Urge Obama and Holder to release 17 Uighur Guantanamo prisoners
February 2009
The Maryknoll Office for Global Concerns and other organizations aligned with Witness Against Torture are urging President Barack Obama and Attorney General Eric Holder to right a seven-year wrong, and immediately lift the Bush administration’s appeal of Judge Ricardo Urbina’s order to release the 17 Uighurs imprisoned in Guantanamo. This act would let stand Urbina’s October 7 order to bring the men into the United States immediately. Part of a Muslim ethnic minority in China, the Uighurs would likely be tortured by the Chinese government if returned to China.

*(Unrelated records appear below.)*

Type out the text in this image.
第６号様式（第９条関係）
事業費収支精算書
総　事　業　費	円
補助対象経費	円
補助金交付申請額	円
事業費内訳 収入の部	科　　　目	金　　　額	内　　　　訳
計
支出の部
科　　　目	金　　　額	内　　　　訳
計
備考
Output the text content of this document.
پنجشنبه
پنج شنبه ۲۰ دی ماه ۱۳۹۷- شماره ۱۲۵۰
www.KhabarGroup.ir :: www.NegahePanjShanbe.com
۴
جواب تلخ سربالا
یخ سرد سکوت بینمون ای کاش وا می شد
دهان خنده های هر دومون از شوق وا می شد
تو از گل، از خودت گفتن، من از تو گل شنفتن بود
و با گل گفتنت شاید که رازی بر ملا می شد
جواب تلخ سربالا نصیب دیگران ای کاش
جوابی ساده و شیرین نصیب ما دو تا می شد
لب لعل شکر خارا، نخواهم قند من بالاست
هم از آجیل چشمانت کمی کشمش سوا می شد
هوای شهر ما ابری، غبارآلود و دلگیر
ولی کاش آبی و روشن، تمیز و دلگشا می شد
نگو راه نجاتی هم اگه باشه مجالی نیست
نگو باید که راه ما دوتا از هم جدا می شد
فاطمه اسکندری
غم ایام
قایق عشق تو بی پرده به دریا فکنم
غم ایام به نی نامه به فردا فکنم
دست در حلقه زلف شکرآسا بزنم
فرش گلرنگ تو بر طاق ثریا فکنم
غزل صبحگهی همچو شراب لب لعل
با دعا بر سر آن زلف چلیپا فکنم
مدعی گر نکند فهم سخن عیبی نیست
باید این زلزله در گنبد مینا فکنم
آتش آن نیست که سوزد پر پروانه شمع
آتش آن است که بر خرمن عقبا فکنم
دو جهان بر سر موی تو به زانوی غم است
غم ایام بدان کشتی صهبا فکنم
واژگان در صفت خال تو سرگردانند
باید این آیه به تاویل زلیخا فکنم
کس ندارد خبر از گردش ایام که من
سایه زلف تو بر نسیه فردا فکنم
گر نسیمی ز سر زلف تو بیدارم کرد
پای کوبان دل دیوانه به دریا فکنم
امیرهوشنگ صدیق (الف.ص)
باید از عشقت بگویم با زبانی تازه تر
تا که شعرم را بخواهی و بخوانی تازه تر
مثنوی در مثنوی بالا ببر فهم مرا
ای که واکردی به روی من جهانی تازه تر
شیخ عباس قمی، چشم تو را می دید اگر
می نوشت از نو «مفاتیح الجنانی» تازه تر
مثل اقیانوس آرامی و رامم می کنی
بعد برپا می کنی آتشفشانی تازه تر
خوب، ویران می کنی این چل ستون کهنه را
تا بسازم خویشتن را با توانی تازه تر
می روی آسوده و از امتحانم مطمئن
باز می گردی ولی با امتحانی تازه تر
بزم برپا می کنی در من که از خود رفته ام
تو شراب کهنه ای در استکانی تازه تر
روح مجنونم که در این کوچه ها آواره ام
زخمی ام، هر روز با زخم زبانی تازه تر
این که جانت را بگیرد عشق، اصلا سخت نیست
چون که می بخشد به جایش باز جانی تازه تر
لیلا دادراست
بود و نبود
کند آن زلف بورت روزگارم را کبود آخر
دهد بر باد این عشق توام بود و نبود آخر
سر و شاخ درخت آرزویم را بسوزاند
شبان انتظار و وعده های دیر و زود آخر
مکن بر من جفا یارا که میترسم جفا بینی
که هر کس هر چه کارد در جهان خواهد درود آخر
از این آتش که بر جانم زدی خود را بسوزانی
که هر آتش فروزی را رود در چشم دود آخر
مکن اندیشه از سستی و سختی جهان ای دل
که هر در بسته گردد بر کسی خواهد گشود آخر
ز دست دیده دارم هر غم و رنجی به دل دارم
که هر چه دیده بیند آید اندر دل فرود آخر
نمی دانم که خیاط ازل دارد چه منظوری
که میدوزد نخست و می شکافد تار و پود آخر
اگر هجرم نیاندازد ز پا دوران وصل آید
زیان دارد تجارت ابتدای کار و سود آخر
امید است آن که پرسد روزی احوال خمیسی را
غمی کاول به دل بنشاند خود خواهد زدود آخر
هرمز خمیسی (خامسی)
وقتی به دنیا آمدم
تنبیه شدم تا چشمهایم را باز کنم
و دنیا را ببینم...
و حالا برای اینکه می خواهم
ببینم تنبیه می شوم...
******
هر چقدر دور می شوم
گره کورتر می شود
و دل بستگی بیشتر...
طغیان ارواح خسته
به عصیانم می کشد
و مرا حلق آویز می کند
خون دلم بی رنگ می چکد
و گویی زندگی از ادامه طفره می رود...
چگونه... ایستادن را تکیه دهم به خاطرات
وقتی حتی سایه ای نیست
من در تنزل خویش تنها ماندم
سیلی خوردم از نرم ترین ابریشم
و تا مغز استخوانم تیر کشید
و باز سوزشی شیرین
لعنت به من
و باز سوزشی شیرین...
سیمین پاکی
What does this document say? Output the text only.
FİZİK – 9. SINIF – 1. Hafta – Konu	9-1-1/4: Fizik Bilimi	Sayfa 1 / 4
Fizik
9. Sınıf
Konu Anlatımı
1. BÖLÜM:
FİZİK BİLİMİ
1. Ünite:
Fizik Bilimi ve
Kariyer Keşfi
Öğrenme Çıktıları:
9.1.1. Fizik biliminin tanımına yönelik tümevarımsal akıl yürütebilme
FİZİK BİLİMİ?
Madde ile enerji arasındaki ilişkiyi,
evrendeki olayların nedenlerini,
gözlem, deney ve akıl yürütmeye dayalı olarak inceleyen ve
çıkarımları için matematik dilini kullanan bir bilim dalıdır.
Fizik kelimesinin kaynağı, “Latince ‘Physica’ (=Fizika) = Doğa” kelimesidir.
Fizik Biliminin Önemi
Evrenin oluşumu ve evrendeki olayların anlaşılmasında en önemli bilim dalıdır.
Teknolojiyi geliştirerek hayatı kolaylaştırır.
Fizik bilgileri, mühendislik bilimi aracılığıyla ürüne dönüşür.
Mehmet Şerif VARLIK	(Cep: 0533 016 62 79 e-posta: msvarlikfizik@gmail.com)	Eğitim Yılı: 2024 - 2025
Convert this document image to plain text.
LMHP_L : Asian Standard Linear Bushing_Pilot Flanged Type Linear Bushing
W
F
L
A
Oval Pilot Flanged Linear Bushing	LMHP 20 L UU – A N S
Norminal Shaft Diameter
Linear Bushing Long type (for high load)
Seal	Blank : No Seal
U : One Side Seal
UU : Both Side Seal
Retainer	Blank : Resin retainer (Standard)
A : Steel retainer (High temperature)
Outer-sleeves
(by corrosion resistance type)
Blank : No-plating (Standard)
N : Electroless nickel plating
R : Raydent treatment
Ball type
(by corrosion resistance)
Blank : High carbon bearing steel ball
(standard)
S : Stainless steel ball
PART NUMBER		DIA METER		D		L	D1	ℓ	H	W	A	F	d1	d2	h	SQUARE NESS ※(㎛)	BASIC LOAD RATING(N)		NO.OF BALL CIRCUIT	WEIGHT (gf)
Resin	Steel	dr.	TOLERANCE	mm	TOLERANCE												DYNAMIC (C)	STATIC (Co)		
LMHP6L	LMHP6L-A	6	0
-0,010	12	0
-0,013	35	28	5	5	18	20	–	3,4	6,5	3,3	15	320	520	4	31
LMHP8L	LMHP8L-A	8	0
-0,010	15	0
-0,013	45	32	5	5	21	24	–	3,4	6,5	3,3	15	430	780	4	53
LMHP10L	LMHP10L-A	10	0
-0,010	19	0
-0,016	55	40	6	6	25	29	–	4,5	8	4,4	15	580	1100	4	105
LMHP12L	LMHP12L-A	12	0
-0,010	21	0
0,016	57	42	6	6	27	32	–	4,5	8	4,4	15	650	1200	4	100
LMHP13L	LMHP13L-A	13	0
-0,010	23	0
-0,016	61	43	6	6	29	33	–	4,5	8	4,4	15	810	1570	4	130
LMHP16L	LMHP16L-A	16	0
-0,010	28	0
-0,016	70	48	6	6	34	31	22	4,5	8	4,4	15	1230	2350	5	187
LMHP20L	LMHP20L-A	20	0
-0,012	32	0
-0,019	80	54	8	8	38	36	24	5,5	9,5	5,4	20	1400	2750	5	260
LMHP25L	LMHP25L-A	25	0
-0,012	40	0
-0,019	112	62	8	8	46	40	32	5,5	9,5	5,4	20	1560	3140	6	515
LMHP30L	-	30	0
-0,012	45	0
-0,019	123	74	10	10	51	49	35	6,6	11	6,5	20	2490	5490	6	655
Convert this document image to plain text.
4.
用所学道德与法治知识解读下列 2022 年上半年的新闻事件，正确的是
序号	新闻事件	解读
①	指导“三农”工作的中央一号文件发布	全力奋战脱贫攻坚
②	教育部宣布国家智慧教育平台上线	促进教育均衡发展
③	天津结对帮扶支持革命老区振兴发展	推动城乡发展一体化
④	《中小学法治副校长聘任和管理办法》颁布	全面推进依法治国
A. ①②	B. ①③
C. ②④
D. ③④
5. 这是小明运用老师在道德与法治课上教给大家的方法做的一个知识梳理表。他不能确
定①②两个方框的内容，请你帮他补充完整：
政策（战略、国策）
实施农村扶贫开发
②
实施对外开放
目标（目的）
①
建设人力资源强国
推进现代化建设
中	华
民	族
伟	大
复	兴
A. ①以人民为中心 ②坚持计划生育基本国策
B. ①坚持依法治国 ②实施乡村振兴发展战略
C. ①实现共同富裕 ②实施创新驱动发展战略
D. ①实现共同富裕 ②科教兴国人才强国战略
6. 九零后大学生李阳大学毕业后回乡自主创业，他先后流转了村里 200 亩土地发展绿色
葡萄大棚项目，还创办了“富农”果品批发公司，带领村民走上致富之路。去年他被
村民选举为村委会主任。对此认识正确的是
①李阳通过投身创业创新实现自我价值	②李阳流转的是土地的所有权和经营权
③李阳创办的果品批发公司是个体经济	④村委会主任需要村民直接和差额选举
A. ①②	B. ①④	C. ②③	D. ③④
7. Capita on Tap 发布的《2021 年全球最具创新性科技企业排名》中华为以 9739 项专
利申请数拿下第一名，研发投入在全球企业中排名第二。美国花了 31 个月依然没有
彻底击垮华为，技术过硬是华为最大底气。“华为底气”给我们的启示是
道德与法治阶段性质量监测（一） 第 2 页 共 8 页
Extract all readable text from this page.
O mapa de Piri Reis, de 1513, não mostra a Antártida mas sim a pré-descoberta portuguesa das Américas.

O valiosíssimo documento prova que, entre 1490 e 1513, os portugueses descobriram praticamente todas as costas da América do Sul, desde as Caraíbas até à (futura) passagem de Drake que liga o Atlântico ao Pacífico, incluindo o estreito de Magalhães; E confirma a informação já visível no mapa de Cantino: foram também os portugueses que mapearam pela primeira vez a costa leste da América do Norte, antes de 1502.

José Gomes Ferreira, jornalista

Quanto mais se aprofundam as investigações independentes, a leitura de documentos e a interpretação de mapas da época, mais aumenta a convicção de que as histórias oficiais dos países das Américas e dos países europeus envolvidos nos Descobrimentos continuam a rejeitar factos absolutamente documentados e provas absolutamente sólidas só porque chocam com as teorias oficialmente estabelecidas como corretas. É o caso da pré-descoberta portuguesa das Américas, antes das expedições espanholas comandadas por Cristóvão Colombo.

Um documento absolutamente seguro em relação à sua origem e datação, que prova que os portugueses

Witness Against Torture is coordinating national call-in days for U.S. citizens to plead with Attorney General Holder and President Obama to withdraw the Bush administration’s appeal. Earlier this week, a group dressed in orange jumpsuits and black hoods processed from the White House to the Justice Department to raise awareness of this campaign. (See video here.)
TAKE ACTION: Call the White House at 202-456-1111 and the Justice Department at 202-514-2001. Your message: 1) Thank you for the executive order to shut down Guantanamo. 2) The Obama administration should drop the Bush administration's appeal of Judge Urbina's order to release the 17 Uighurs into the United States.
You can also send an email to the White House.

The call-in effort is part of the 100 Days Campaign to Close Guantanamo and End Torture, which began a daily vigil from 11 a.m. to 1 p.m. in front of the White House on January 21. The vigil will continue until April 30, the first 100 days of Obama’s administration.
“Every new day of imprisonment without charge is another cruel injustice for all the men held at Guantanamo, but especially for the Uighurs, who have already been exonerated and ordered released by a U.S. court of law,” said Carmen Trotta of Witness Against Torture. “At the vigil, when we tell bystanders about the hopeless political limbo these men are in, they are outraged too. We’re only asking for the change President Obama promised: restoration of the rule of law.”
All three branches of the federal government acknowledge that the Uighurs were never “enemy combatants” against the U.S. - they were sold to U.S. forces by bounty hunters. The Justice Department under the Bush administration immediately appealed Urbina’s ruling, however, and the Uighurs have remained imprisoned under maximum security conditions.